You are on the right path. I think you have mostly answered your own question in that you might benefit from taking a closer look at what instruments you trade. Lower priced small caps will have more volatility and may allow you more success. That and maybe you are trying to capture too much % roi per position, you can lower your target % per entry and try to sell before the Hull MA indicates price is reversing. Hope it helps.
Wow, thank you very much for that. It is like magic to hear I'm on the right path. I don't hold too long for the top or bottom, if anything I close too soon to bank what P I've gotten so far, that is how low my confidence still is, but I've found that if I watch the 20 tick chart I can hold for much longer with confidence and I flatten as soon as I see weakness coming in. This has helped a lot. I'm so glad to hear that you approve of trying to use the HMA, (with discretion I'm still trying to figure out). I still don't trust it enough and I find myself scalping in and out of it, but when I have left the trade open until close to the end signals it gives and I see weakness overall in that trend, it is so exciting to get much more P than just a scalp! Yeah.. still early days. Thanks!
When you factor in the protective put expiring worthless then how does that affect your pnl? If you bought a Jun21 19 put @ $4 now, the Apr12 19 put is 1.50 so this is a depreciating asset that will drain away pnl if any. I always found that the protective put does more harm than good. If you caught the CLSK swing low to high from the beginning of March to the end of March, got in @17 out @22, without getting stopped out a dozen times, then your pnl is $500 but you spent $400 on the put. Sure people will say that it protects you from losses, but I see it as preventing profits which also protect you from losses.
Jot down a predetermined maximum loss by looking at the most recent area of support. Many times the volatile low priced stocks i trade will blow right through my max loss exit, but having a predetermined written stop is the best safeguard i can do. Buying after a mini pullback when price starts back up can be helpful.
The reason that happens is because support and resistance lines are bogus. They don't work. Same with moving averages. If they worked then everybody would make money in stocks. 99% of traders use support and resistance and 99% of traders lose money.
Thanks that is good advice. Stops are very tricky for me. That will help me keep on the right side. Thanks again. Have a good day!
It's not what works all the time. It's just that support and resistance doesn't work at all. That's not what drives price action.

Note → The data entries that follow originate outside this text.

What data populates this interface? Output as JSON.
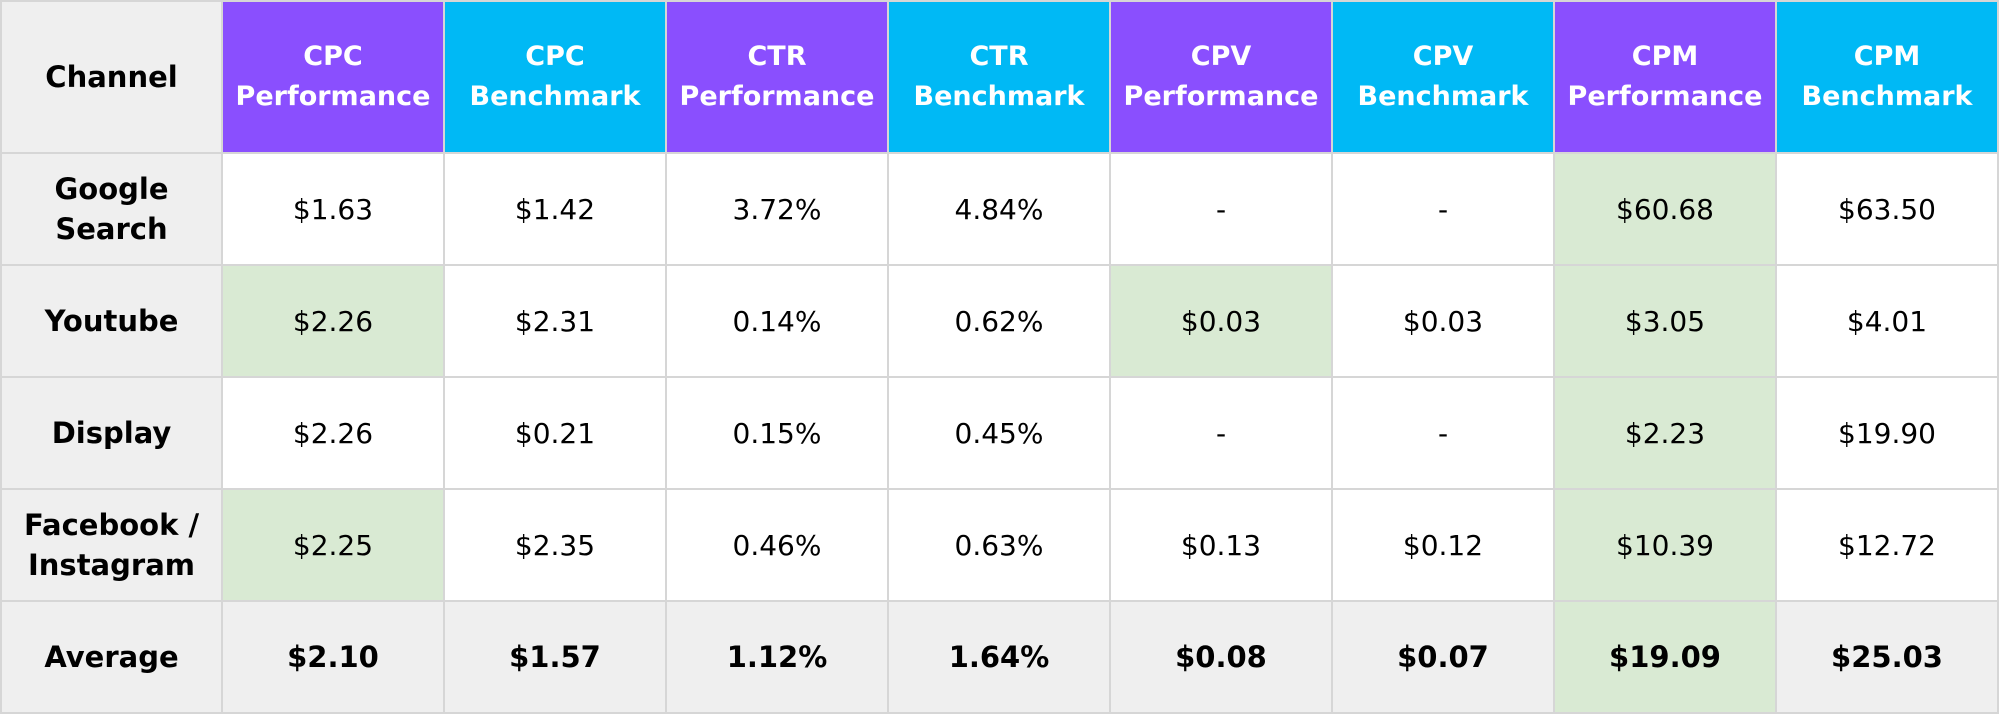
{
  "chart_data": {
    "type": "table",
    "colors": {
      "performance_header": "#8a4ffe",
      "benchmark_header": "#00b9f5",
      "label_background": "#efefef",
      "highlight": "#d9ead3",
      "grid": "#d6d6d6"
    },
    "header": {
      "channel": "Channel",
      "columns": [
        {
          "line1": "CPC",
          "line2": "Performance"
        },
        {
          "line1": "CPC",
          "line2": "Benchmark"
        },
        {
          "line1": "CTR",
          "line2": "Performance"
        },
        {
          "line1": "CTR",
          "line2": "Benchmark"
        },
        {
          "line1": "CPV",
          "line2": "Performance"
        },
        {
          "line1": "CPV",
          "line2": "Benchmark"
        },
        {
          "line1": "CPM",
          "line2": "Performance"
        },
        {
          "line1": "CPM",
          "line2": "Benchmark"
        }
      ]
    },
    "rows": [
      {
        "label_line1": "Google",
        "label_line2": "Search",
        "values": [
          "$1.63",
          "$1.42",
          "3.72%",
          "4.84%",
          "-",
          "-",
          "$60.68",
          "$63.50"
        ]
      },
      {
        "label_line1": "Youtube",
        "label_line2": "",
        "values": [
          "$2.26",
          "$2.31",
          "0.14%",
          "0.62%",
          "$0.03",
          "$0.03",
          "$3.05",
          "$4.01"
        ]
      },
      {
        "label_line1": "Display",
        "label_line2": "",
        "values": [
          "$2.26",
          "$0.21",
          "0.15%",
          "0.45%",
          "-",
          "-",
          "$2.23",
          "$19.90"
        ]
      },
      {
        "label_line1": "Facebook /",
        "label_line2": "Instagram",
        "values": [
          "$2.25",
          "$2.35",
          "0.46%",
          "0.63%",
          "$0.13",
          "$0.12",
          "$10.39",
          "$12.72"
        ]
      }
    ],
    "average": {
      "label": "Average",
      "values": [
        "$2.10",
        "$1.57",
        "1.12%",
        "1.64%",
        "$0.08",
        "$0.07",
        "$19.09",
        "$25.03"
      ]
    }
  }
}
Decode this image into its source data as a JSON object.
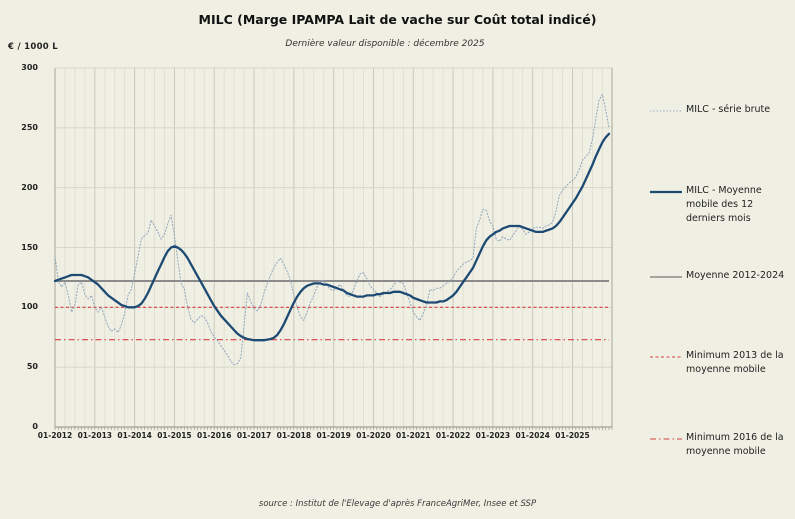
{
  "chart_data": {
    "type": "line",
    "title": "MILC (Marge IPAMPA Lait de vache sur Coût total indicé)",
    "subtitle": "Dernière valeur disponible : décembre 2025",
    "y_axis_title": "€ / 1000 L",
    "source": "source : Institut de l'Elevage d'après FranceAgriMer, Insee et SSP",
    "ylim": [
      0,
      300
    ],
    "y_ticks": [
      0,
      50,
      100,
      150,
      200,
      250,
      300
    ],
    "x_tick_labels": [
      "01-2012",
      "01-2013",
      "01-2014",
      "01-2015",
      "01-2016",
      "01-2017",
      "01-2018",
      "01-2019",
      "01-2020",
      "01-2021",
      "01-2022",
      "01-2023",
      "01-2024",
      "01-2025"
    ],
    "x_tick_month_index": [
      0,
      12,
      24,
      36,
      48,
      60,
      72,
      84,
      96,
      108,
      120,
      132,
      144,
      156
    ],
    "months_span": 168,
    "x_start": "01-2012",
    "x_end": "12-2025",
    "grid": "on",
    "background_color": "#f0efe3",
    "series": [
      {
        "name": "MILC - série brute",
        "color": "#92a7bd",
        "style": "dotted",
        "values": [
          143,
          122,
          117,
          121,
          110,
          96,
          102,
          119,
          121,
          111,
          107,
          110,
          100,
          96,
          100,
          92,
          84,
          80,
          82,
          79,
          85,
          95,
          110,
          115,
          128,
          142,
          157,
          160,
          162,
          173,
          168,
          163,
          157,
          161,
          170,
          177,
          160,
          140,
          120,
          115,
          100,
          90,
          87,
          90,
          93,
          92,
          87,
          80,
          75,
          72,
          68,
          64,
          60,
          55,
          52,
          53,
          58,
          85,
          112,
          105,
          99,
          97,
          102,
          112,
          120,
          127,
          133,
          138,
          141,
          136,
          130,
          122,
          110,
          100,
          92,
          89,
          96,
          104,
          110,
          117,
          123,
          122,
          118,
          115,
          114,
          117,
          119,
          114,
          110,
          109,
          115,
          122,
          128,
          129,
          124,
          118,
          115,
          112,
          109,
          111,
          113,
          115,
          118,
          122,
          121,
          120,
          112,
          104,
          96,
          92,
          89,
          95,
          101,
          115,
          114,
          116,
          116,
          118,
          120,
          122,
          125,
          130,
          133,
          136,
          138,
          139,
          141,
          166,
          173,
          182,
          181,
          172,
          168,
          157,
          155,
          159,
          157,
          156,
          160,
          164,
          168,
          165,
          161,
          163,
          166,
          167,
          167,
          166,
          168,
          169,
          171,
          180,
          193,
          198,
          201,
          204,
          206,
          209,
          215,
          223,
          226,
          229,
          240,
          257,
          273,
          278,
          265,
          250
        ]
      },
      {
        "name": "MILC - Moyenne mobile des 12 derniers mois",
        "color": "#1d4a73",
        "style": "solid",
        "values": [
          122,
          123,
          124,
          125,
          126,
          127,
          127,
          127,
          127,
          126,
          125,
          123,
          121,
          119,
          116,
          113,
          110,
          108,
          106,
          104,
          102,
          101,
          100,
          100,
          100,
          101,
          103,
          107,
          112,
          118,
          124,
          130,
          136,
          142,
          147,
          150,
          151,
          150,
          148,
          145,
          141,
          136,
          131,
          126,
          121,
          116,
          111,
          106,
          101,
          97,
          93,
          90,
          87,
          84,
          81,
          78,
          76,
          74.5,
          73.5,
          73,
          72.5,
          72.5,
          72.5,
          72.5,
          73,
          73.5,
          74.5,
          77,
          81,
          86,
          92,
          98,
          104,
          109,
          113,
          116,
          118,
          119,
          120,
          120,
          120,
          119,
          119,
          118,
          117,
          116,
          115,
          114,
          112,
          111,
          110,
          109,
          109,
          109,
          110,
          110,
          110,
          111,
          111,
          112,
          112,
          112,
          113,
          113,
          113,
          112,
          111,
          110,
          108,
          107,
          106,
          105,
          104,
          104,
          104,
          104,
          105,
          105,
          106,
          108,
          110,
          113,
          117,
          121,
          125,
          129,
          133,
          139,
          145,
          151,
          156,
          159,
          161,
          163,
          164,
          166,
          167,
          168,
          168,
          168,
          168,
          167,
          166,
          165,
          164,
          163,
          163,
          163,
          164,
          165,
          166,
          168,
          171,
          175,
          179,
          183,
          187,
          191,
          196,
          201,
          207,
          213,
          219,
          226,
          232,
          238,
          242,
          245
        ]
      }
    ],
    "reference_lines": [
      {
        "name": "Moyenne 2012-2024",
        "value": 122,
        "color": "#8a8a8a",
        "style": "solid"
      },
      {
        "name": "Minimum 2013 de la moyenne mobile",
        "value": 100,
        "color": "#d84040",
        "style": "dashed"
      },
      {
        "name": "Minimum 2016 de la moyenne mobile",
        "value": 73,
        "color": "#d84040",
        "style": "dashdot"
      }
    ],
    "legend": {
      "position": "right",
      "items": [
        {
          "label": "MILC - série brute",
          "color": "#92a7bd",
          "style": "dotted"
        },
        {
          "label": "MILC - Moyenne mobile des 12 derniers mois",
          "color": "#1d4a73",
          "style": "solid"
        },
        {
          "label": "Moyenne 2012-2024",
          "color": "#8a8a8a",
          "style": "solid"
        },
        {
          "label": "Minimum 2013  de la moyenne mobile",
          "color": "#d84040",
          "style": "dashed"
        },
        {
          "label": "Minimum 2016 de la moyenne mobile",
          "color": "#d84040",
          "style": "dashdot"
        }
      ]
    }
  }
}
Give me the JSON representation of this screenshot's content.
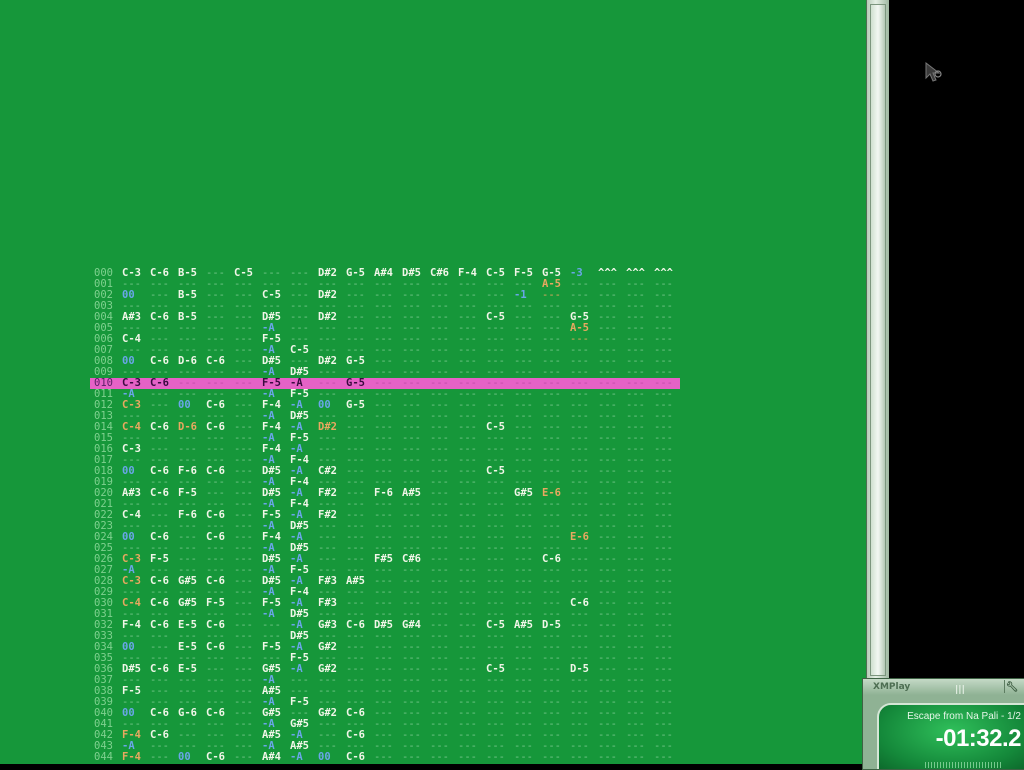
{
  "colors": {
    "background": "#16973a",
    "highlight_row": "#e562c6",
    "note": "#f1f6e8",
    "empty": "#74c78a",
    "effect": "#6aa6e8",
    "accent": "#e8a860"
  },
  "pattern": {
    "current_row": "010",
    "accent_cells": [
      "001:15",
      "002:15",
      "005:16",
      "006:16",
      "012:0",
      "014:0",
      "014:2",
      "014:7",
      "020:15",
      "024:16",
      "026:0",
      "028:0",
      "030:0",
      "042:0",
      "044:0"
    ],
    "rows": [
      {
        "n": "000",
        "c": "C-3 C-6 B-5 --- C-5 --- --- D#2 G-5 A#4 D#5 C#6 F-4 C-5 F-5 G-5 -3 ^^^ ^^^ ^^^"
      },
      {
        "n": "001",
        "c": "--- --- --- --- --- --- --- --- --- --- --- --- --- --- --- A-5 --- --- --- ---"
      },
      {
        "n": "002",
        "c": "00 --- B-5 --- --- C-5 --- D#2 --- --- --- --- --- --- -1 --- --- --- --- ---"
      },
      {
        "n": "003",
        "c": "--- --- --- --- --- --- --- --- --- --- --- --- --- --- --- --- --- --- --- ---"
      },
      {
        "n": "004",
        "c": "A#3 C-6 B-5 --- --- D#5 --- D#2 --- --- --- --- --- C-5 --- --- G-5 --- --- ---"
      },
      {
        "n": "005",
        "c": "--- --- --- --- --- -A --- --- --- --- --- --- --- --- --- --- A-5 --- --- ---"
      },
      {
        "n": "006",
        "c": "C-4 --- --- --- --- F-5 --- --- --- --- --- --- --- --- --- --- --- --- --- ---"
      },
      {
        "n": "007",
        "c": "--- --- --- --- --- -A C-5 --- --- --- --- --- --- --- --- --- --- --- --- ---"
      },
      {
        "n": "008",
        "c": "00 C-6 D-6 C-6 --- D#5 --- D#2 G-5 --- --- --- --- --- --- --- --- --- --- ---"
      },
      {
        "n": "009",
        "c": "--- --- --- --- --- -A D#5 --- --- --- --- --- --- --- --- --- --- --- --- ---"
      },
      {
        "n": "010",
        "c": "C-3 C-6 --- --- --- F-5 -A --- G-5 --- --- --- --- --- --- --- --- --- --- ---"
      },
      {
        "n": "011",
        "c": "-A --- --- --- --- -A F-5 --- --- --- --- --- --- --- --- --- --- --- --- ---"
      },
      {
        "n": "012",
        "c": "C-3 --- 00 C-6 --- F-4 -A 00 G-5 --- --- --- --- --- --- --- --- --- --- ---"
      },
      {
        "n": "013",
        "c": "--- --- --- --- --- -A D#5 --- --- --- --- --- --- --- --- --- --- --- --- ---"
      },
      {
        "n": "014",
        "c": "C-4 C-6 D-6 C-6 --- F-4 -A D#2 --- --- --- --- --- C-5 --- --- --- --- --- ---"
      },
      {
        "n": "015",
        "c": "--- --- --- --- --- -A F-5 --- --- --- --- --- --- --- --- --- --- --- --- ---"
      },
      {
        "n": "016",
        "c": "C-3 --- --- --- --- F-4 -A --- --- --- --- --- --- --- --- --- --- --- --- ---"
      },
      {
        "n": "017",
        "c": "--- --- --- --- --- -A F-4 --- --- --- --- --- --- --- --- --- --- --- --- ---"
      },
      {
        "n": "018",
        "c": "00 C-6 F-6 C-6 --- D#5 -A C#2 --- --- --- --- --- C-5 --- --- --- --- --- ---"
      },
      {
        "n": "019",
        "c": "--- --- --- --- --- -A F-4 --- --- --- --- --- --- --- --- --- --- --- --- ---"
      },
      {
        "n": "020",
        "c": "A#3 C-6 F-5 --- --- D#5 -A F#2 --- F-6 A#5 --- --- --- G#5 E-6 --- --- --- ---"
      },
      {
        "n": "021",
        "c": "--- --- --- --- --- -A F-4 --- --- --- --- --- --- --- --- --- --- --- --- ---"
      },
      {
        "n": "022",
        "c": "C-4 --- F-6 C-6 --- F-5 -A F#2 --- --- --- --- --- --- --- --- --- --- --- ---"
      },
      {
        "n": "023",
        "c": "--- --- --- --- --- -A D#5 --- --- --- --- --- --- --- --- --- --- --- --- ---"
      },
      {
        "n": "024",
        "c": "00 C-6 --- C-6 --- F-4 -A --- --- --- --- --- --- --- --- --- E-6 --- --- ---"
      },
      {
        "n": "025",
        "c": "--- --- --- --- --- -A D#5 --- --- --- --- --- --- --- --- --- --- --- --- ---"
      },
      {
        "n": "026",
        "c": "C-3 F-5 --- --- --- D#5 -A --- --- F#5 C#6 --- --- --- --- C-6 --- --- --- ---"
      },
      {
        "n": "027",
        "c": "-A --- --- --- --- -A F-5 --- --- --- --- --- --- --- --- --- --- --- --- ---"
      },
      {
        "n": "028",
        "c": "C-3 C-6 G#5 C-6 --- D#5 -A F#3 A#5 --- --- --- --- --- --- --- --- --- --- ---"
      },
      {
        "n": "029",
        "c": "--- --- --- --- --- -A F-4 --- --- --- --- --- --- --- --- --- --- --- --- ---"
      },
      {
        "n": "030",
        "c": "C-4 C-6 G#5 F-5 --- F-5 -A F#3 --- --- --- --- --- --- --- --- C-6 --- --- ---"
      },
      {
        "n": "031",
        "c": "--- --- --- --- --- -A D#5 --- --- --- --- --- --- --- --- --- --- --- --- ---"
      },
      {
        "n": "032",
        "c": "F-4 C-6 E-5 C-6 --- --- -A G#3 C-6 D#5 G#4 --- --- C-5 A#5 D-5 --- --- --- ---"
      },
      {
        "n": "033",
        "c": "--- --- --- --- --- --- D#5 --- --- --- --- --- --- --- --- --- --- --- --- ---"
      },
      {
        "n": "034",
        "c": "00 --- E-5 C-6 --- F-5 -A G#2 --- --- --- --- --- --- --- --- --- --- --- ---"
      },
      {
        "n": "035",
        "c": "--- --- --- --- --- --- F-5 --- --- --- --- --- --- --- --- --- --- --- --- ---"
      },
      {
        "n": "036",
        "c": "D#5 C-6 E-5 --- --- G#5 -A G#2 --- --- --- --- --- C-5 --- --- D-5 --- --- ---"
      },
      {
        "n": "037",
        "c": "--- --- --- --- --- -A --- --- --- --- --- --- --- --- --- --- --- --- --- ---"
      },
      {
        "n": "038",
        "c": "F-5 --- --- --- --- A#5 --- --- --- --- --- --- --- --- --- --- --- --- --- ---"
      },
      {
        "n": "039",
        "c": "--- --- --- --- --- -A F-5 --- --- --- --- --- --- --- --- --- --- --- --- ---"
      },
      {
        "n": "040",
        "c": "00 C-6 G-6 C-6 --- G#5 --- G#2 C-6 --- --- --- --- --- --- --- --- --- --- ---"
      },
      {
        "n": "041",
        "c": "--- --- --- --- --- -A G#5 --- --- --- --- --- --- --- --- --- --- --- --- ---"
      },
      {
        "n": "042",
        "c": "F-4 C-6 --- --- --- A#5 -A --- C-6 --- --- --- --- --- --- --- --- --- --- ---"
      },
      {
        "n": "043",
        "c": "-A --- --- --- --- -A A#5 --- --- --- --- --- --- --- --- --- --- --- --- ---"
      },
      {
        "n": "044",
        "c": "F-4 --- 00 C-6 --- A#4 -A 00 C-6 --- --- --- --- --- --- --- --- --- --- ---"
      }
    ]
  },
  "player": {
    "title": "XMPlay",
    "grip_icon": "grip-icon",
    "wrench_icon": "wrench-icon",
    "track": "Escape from Na Pali - 1/2",
    "time": "-01:32.2"
  },
  "cursor_icon": "mouse-pointer-icon"
}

When price blows through resistance in a WXY correction and stops people out; they don't understand why...they just complain how they keep getting stopped out before price resumes upward.
I agree there in no value in complaining. Success stems from embracing continuous self-accountability. This principle is the cornerstone of achieving victory in any endeavor. Simply accepting and absorbing this belief so that it becomes part of your character. You are welcome to share what intraday strategy you feel is better than placing a stop below support. I certainly have a lot to learn and I still enjoy learning.